What would you say if you could meet Aristotle, Leonardo daVinci or Ludwig Wittgenstein? Wouldn’t you give anything for that? - Well, I had the chance to meet the one person I regard as a contemporary Aristotle, the distinguished philosopher Prof. Sir Roger Scruton, in private at his home at the Sunday Hill Farm. also attending lectures by him at Cirencester College over the course of ten days this summer.
I had a thousand questions with which to bug him, especially since he hardly ever makes any comments about movies in his books. There is one quite interesting analysis of Ingmar Bergman’s „Wild Strawberries“ in his book on beauty; he sometimes remarks on how much he dislikes violent movies like the ones by Tarantino.

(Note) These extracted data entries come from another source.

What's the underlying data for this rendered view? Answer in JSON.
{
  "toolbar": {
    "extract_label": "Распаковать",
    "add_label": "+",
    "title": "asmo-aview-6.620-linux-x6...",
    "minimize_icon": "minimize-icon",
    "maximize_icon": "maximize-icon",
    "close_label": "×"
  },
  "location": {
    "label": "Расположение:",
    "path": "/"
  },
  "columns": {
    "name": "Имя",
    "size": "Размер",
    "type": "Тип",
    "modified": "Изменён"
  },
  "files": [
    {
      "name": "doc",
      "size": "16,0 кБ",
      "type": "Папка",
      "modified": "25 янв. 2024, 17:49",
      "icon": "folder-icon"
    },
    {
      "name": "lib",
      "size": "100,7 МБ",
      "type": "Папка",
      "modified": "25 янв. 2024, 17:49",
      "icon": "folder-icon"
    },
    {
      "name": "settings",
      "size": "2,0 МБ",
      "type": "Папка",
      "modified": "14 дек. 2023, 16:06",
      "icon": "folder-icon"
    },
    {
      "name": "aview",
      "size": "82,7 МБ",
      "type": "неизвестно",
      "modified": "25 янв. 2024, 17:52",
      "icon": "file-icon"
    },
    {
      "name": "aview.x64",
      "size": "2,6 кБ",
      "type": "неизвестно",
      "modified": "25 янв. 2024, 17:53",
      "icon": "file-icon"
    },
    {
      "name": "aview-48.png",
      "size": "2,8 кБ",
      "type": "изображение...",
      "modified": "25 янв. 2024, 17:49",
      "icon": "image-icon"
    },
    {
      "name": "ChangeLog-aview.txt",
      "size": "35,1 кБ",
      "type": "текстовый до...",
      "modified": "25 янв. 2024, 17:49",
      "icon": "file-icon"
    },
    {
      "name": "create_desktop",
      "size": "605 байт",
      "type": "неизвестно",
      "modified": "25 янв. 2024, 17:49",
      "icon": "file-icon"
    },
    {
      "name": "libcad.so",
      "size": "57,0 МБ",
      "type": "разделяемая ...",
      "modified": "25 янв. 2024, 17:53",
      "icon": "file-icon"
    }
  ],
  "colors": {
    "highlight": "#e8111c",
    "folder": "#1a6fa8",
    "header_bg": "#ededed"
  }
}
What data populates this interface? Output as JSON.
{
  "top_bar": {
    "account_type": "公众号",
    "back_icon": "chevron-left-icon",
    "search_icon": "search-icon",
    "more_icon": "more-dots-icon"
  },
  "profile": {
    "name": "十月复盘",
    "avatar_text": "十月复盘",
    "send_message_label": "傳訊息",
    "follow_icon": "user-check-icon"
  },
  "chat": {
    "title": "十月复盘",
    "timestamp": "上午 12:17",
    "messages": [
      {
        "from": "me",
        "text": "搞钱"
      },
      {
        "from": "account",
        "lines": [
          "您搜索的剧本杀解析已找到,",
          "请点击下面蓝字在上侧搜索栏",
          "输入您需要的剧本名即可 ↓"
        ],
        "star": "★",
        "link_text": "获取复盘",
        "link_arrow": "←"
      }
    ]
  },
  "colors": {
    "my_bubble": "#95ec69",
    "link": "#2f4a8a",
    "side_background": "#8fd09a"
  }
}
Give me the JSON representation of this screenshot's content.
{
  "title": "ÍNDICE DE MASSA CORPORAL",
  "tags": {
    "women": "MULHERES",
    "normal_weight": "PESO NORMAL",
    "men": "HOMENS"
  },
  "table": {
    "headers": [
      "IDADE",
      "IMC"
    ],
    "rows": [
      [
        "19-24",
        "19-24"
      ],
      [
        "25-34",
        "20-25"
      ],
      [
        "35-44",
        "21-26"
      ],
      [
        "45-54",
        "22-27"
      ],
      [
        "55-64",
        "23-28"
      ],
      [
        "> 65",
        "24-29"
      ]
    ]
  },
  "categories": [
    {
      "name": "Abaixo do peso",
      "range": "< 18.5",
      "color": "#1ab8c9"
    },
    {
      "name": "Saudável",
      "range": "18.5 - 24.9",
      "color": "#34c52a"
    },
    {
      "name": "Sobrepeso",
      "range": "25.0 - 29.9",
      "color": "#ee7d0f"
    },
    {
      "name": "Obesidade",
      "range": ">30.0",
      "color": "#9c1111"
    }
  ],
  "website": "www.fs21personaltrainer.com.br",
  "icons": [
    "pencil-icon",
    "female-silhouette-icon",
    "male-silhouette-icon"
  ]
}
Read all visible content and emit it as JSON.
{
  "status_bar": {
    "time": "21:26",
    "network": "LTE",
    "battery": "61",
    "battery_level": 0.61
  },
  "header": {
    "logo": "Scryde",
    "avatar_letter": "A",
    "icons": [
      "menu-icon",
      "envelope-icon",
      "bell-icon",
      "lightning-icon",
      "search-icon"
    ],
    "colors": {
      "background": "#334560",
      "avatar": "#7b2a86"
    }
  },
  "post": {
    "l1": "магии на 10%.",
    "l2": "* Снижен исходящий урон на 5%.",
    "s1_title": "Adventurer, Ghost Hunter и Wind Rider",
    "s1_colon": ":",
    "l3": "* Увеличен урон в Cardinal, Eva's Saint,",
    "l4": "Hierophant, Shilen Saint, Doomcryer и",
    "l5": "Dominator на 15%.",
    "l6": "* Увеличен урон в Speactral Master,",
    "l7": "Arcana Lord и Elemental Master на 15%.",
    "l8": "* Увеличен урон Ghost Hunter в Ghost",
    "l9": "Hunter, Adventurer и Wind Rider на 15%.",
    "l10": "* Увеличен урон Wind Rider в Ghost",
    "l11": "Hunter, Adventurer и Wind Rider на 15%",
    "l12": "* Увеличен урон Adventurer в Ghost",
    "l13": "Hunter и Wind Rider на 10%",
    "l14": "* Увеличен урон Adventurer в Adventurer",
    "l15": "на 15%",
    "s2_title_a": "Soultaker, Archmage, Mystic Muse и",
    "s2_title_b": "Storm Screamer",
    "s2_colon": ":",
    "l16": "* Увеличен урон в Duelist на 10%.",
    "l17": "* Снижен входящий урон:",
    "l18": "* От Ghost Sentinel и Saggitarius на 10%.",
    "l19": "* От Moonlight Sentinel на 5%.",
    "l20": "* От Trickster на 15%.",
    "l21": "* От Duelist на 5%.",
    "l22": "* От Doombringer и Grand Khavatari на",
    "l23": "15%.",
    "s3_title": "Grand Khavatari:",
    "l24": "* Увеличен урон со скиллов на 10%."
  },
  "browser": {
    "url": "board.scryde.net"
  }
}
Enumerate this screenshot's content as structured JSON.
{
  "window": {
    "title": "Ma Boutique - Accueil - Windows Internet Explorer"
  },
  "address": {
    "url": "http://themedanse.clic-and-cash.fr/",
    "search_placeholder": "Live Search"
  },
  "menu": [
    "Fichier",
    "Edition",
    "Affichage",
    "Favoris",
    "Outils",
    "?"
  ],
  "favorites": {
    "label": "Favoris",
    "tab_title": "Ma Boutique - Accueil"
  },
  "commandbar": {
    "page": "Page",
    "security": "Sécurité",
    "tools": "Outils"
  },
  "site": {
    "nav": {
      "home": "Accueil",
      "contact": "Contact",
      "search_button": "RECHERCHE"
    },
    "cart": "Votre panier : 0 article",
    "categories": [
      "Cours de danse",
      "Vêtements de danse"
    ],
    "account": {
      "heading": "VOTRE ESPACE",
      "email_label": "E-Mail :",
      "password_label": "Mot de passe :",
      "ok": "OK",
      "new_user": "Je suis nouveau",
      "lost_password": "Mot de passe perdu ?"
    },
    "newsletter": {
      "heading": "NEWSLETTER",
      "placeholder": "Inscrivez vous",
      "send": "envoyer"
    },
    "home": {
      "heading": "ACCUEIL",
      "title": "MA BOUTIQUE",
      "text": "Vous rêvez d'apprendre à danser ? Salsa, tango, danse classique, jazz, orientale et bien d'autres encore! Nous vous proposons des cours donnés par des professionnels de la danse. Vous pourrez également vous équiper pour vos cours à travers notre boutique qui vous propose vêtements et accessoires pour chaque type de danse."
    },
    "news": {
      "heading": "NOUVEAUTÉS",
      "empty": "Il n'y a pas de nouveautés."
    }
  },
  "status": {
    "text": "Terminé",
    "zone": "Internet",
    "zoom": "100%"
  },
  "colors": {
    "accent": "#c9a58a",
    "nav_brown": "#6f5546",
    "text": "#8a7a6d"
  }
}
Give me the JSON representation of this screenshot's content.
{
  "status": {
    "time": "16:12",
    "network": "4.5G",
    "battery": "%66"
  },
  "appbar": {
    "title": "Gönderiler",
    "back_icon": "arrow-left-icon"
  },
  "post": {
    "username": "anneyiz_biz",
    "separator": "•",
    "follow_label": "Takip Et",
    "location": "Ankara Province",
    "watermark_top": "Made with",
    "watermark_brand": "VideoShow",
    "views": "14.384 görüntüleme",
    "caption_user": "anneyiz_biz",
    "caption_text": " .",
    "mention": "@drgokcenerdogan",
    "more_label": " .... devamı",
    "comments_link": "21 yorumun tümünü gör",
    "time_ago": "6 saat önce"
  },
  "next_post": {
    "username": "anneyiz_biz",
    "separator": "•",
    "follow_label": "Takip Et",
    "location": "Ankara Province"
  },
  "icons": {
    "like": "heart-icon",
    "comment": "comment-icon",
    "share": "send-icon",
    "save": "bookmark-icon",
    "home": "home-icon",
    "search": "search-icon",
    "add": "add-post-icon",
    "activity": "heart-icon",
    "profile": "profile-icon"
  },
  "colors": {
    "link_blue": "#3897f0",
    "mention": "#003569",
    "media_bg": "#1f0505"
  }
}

But that’s it. So why would I even consider asking him about film art when it is not his chosen field of interest? - One of the reasons can be found in his criticism concerning Roland Barthes and his take on semiotics, which can be traced down to the writings of linguist Saussure and his idea of Semiology. Sometimes I think that attendants of academic media classes are brainwashed into thinking that there is only one just kind of attitude towards filmmaking - and that’s a modernist one like proposed by Adorno. But that’s not true, considering that despite the medium of film being a novelty in itself some of the greatest films have been made by filmmakers like Carl Theodor Dreyer, John Ford, Yasujiro Ozu - none of which subscribed to the modernist doctrines.
One thing is true: if you want to make unique movies you must not subscribe to your fellow artists’ default positions. You need to have your own point of view, that might sometimes bring you at odds with them. If you are not willing to pay that price, the outcome will most likely be mediocre.